In several years ago, right after starting a second term in the face of legal bans, Bukele’s allies in congress voted to dismiss the country’s top prosecutor and several justices on the constitutional court. The judges, who had angered him by rejecting pandemic policies, were replaced by new appointees selected by Bukele.

The action mirrored the Hungarian leader's overhaul of the nation's judiciary in 2018; Recep Tayyip Erdoğan’s court cleanups in 2019; and attempts at similar moves in Israel and the European country.

Undermining Judicial Independence

Experts say that the threats and rhetorical attacks in the US can be viewed as efforts to weaken judicial independence in a structure that provides no simple method for the president to remove judges the administration opposes.

Leonard, an academic at the university who has studied democratic decline in free nations, said the Trump administration had taken cues from the examples set by strongmen abroad.

“The government is looking around at these achievements and setbacks.
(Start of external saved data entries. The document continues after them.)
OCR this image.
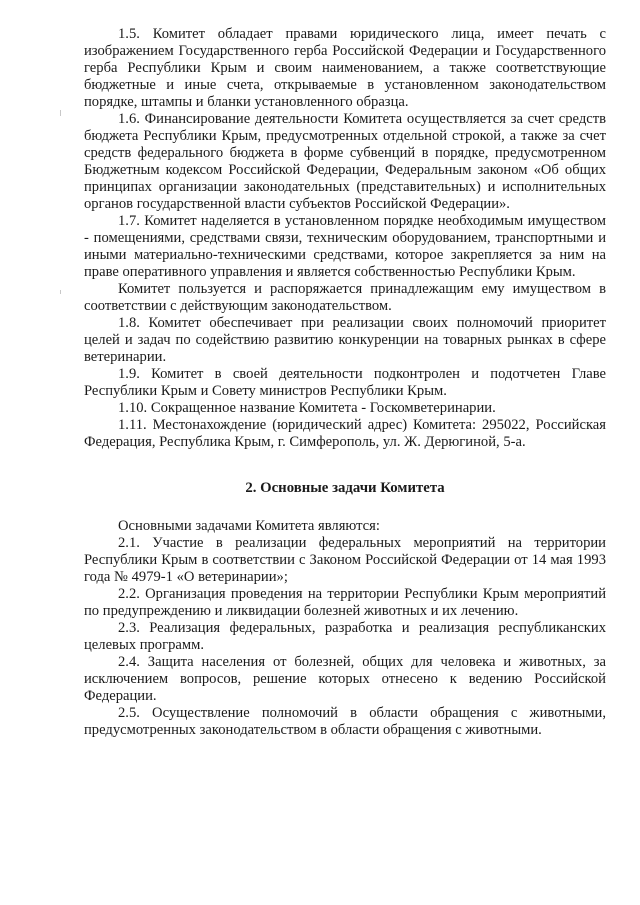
1.5. Комитет обладает правами юридического лица, имеет печать с изображением Государственного герба Российской Федерации и Государственного герба Республики Крым и своим наименованием, а также соответствующие бюджетные и иные счета, открываемые в установленном законодательством порядке, штампы и бланки установленного образца.

1.6. Финансирование деятельности Комитета осуществляется за счет средств бюджета Республики Крым, предусмотренных отдельной строкой, а также за счет средств федерального бюджета в форме субвенций в порядке, предусмотренном Бюджетным кодексом Российской Федерации, Федеральным законом «Об общих принципах организации законодательных (представительных) и исполнительных органов государственной власти субъектов Российской Федерации».

1.7. Комитет наделяется в установленном порядке необходимым имуществом - помещениями, средствами связи, техническим оборудованием, транспортными и иными материально-техническими средствами, которое закрепляется за ним на праве оперативного управления и является собственностью Республики Крым.

Комитет пользуется и распоряжается принадлежащим ему имуществом в соответствии с действующим законодательством.

1.8. Комитет обеспечивает при реализации своих полномочий приоритет целей и задач по содействию развитию конкуренции на товарных рынках в сфере ветеринарии.

1.9. Комитет в своей деятельности подконтролен и подотчетен Главе Республики Крым и Совету министров Республики Крым.

1.10. Сокращенное название Комитета - Госкомветеринарии.

1.11. Местонахождение (юридический адрес) Комитета: 295022, Российская Федерация, Республика Крым, г. Симферополь, ул. Ж. Дерюгиной, 5-а.

2. Основные задачи Комитета

Основными задачами Комитета являются:

2.1. Участие в реализации федеральных мероприятий на территории Республики Крым в соответствии с Законом Российской Федерации от 14 мая 1993 года № 4979-1 «О ветеринарии»;

2.2. Организация проведения на территории Республики Крым мероприятий по предупреждению и ликвидации болезней животных и их лечению.

2.3. Реализация федеральных, разработка и реализация республиканских целевых программ.

2.4. Защита населения от болезней, общих для человека и животных, за исключением вопросов, решение которых отнесено к ведению Российской Федерации.

2.5. Осуществление полномочий в области обращения с животными, предусмотренных законодательством в области обращения с животными.
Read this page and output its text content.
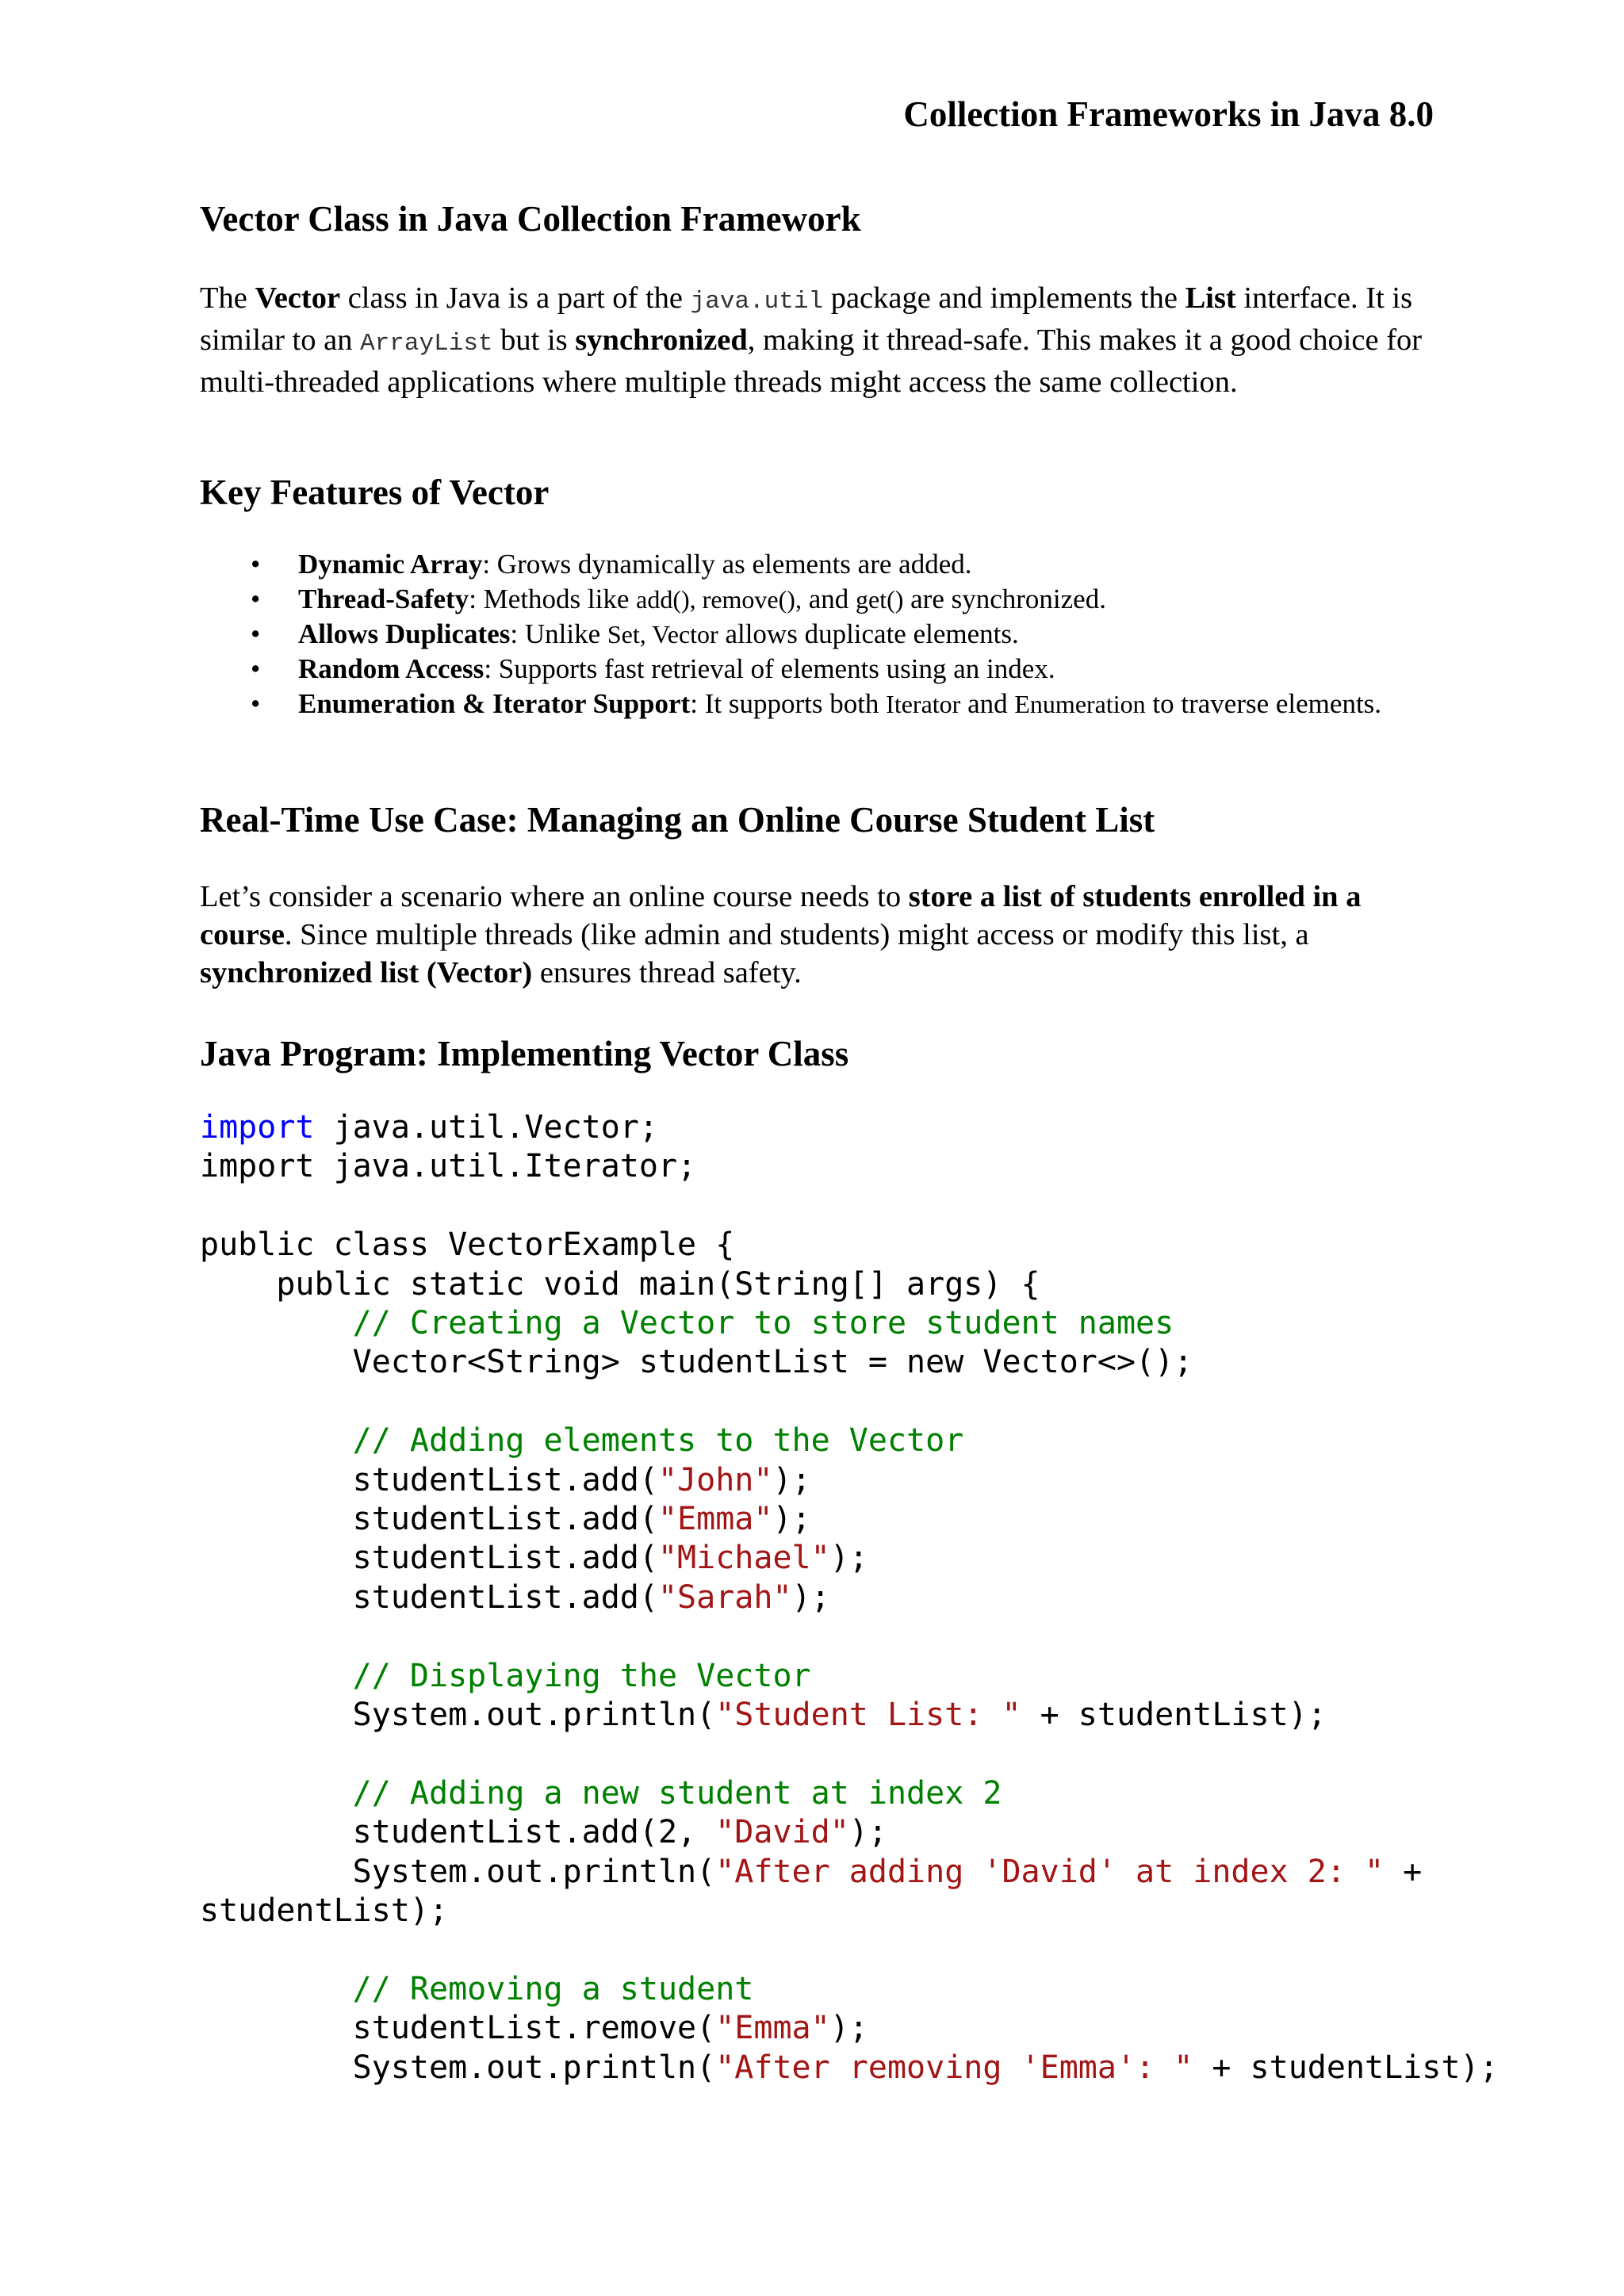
Collection Frameworks in Java 8.0
Vector Class in Java Collection Framework

The Vector class in Java is a part of the java.util package and implements the List interface. It is similar to an ArrayList but is synchronized, making it thread-safe. This makes it a good choice for multi-threaded applications where multiple threads might access the same collection.

Key Features of Vector
• Dynamic Array: Grows dynamically as elements are added.
• Thread-Safety: Methods like add(), remove(), and get() are synchronized.
• Allows Duplicates: Unlike Set, Vector allows duplicate elements.
• Random Access: Supports fast retrieval of elements using an index.
• Enumeration & Iterator Support: It supports both Iterator and Enumeration to traverse elements.
Real-Time Use Case: Managing an Online Course Student List

Let’s consider a scenario where an online course needs to store a list of students enrolled in a course. Since multiple threads (like admin and students) might access or modify this list, a synchronized list (Vector) ensures thread safety.

Java Program: Implementing Vector Class
import java.util.Vector;
import java.util.Iterator;

public class VectorExample {
public static void main(String[] args) {
// Creating a Vector to store student names
Vector<String> studentList = new Vector<>();

// Adding elements to the Vector
studentList.add("John");
studentList.add("Emma");
studentList.add("Michael");
studentList.add("Sarah");

// Displaying the Vector
System.out.println("Student List: " + studentList);

// Adding a new student at index 2
studentList.add(2, "David");
System.out.println("After adding 'David' at index 2: " +
studentList);

// Removing a student
studentList.remove("Emma");
System.out.println("After removing 'Emma': " + studentList);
They know they’re not going to be able to enact any laws that would weaken the courts,” she said.

Pointing to instances such as Miller’s persistent claims of broad executive power, she added: “They directly criticize the courts by stating repeatedly that it is not a equal branch in the government structure.

“They continue to redefine the debate by emphasizing their claim that the executive has greater authority than this judicial branch, which is not how separation powers work.”

Leonard said: “Justices' sole safeguard is public trust in the legitimacy of their capacity to make those decisions. Personal intimidation on top of eroding trust in courts may make judges think twice about judgments that go against the sitting government, which is, of course, highly concerning for judicial review and for the political system.”

Coercion Methods

Scheppele, professor of sociology and global studies at Princeton University, has documented the use of “autocratic legalism” by the such as the Hungarian and Putin, and has warned about escalating threats to judges in the US.

She pointed to a wave of termed “pizza doxxings” this year, in which judges have received unsolicited food orders with the recipient listed as a name, the child of Judge Esther Salas, who was murdered at the judge’s home in 2020 by a assailant targeting the judge.

“All understands what it means. ‘Your address is known. We’re coming for you,’” Scheppele said.

“Federal judges are guarded by the Secret Service and the federal police. And these are dedicated police units that are placed institutionally inside the federal agency. And the former AG has been leading the criticism on federal judges.”

Government Goals

Regarding the government's aims, the expert said that “removing a federal judge is almost certainly not going to happen because it’s so hard to do. {Right now|Currently

Douglas Parker
Douglas Parker

Lena is a seasoned automation engineer with over a decade of experience in designing and implementing control systems for various industries.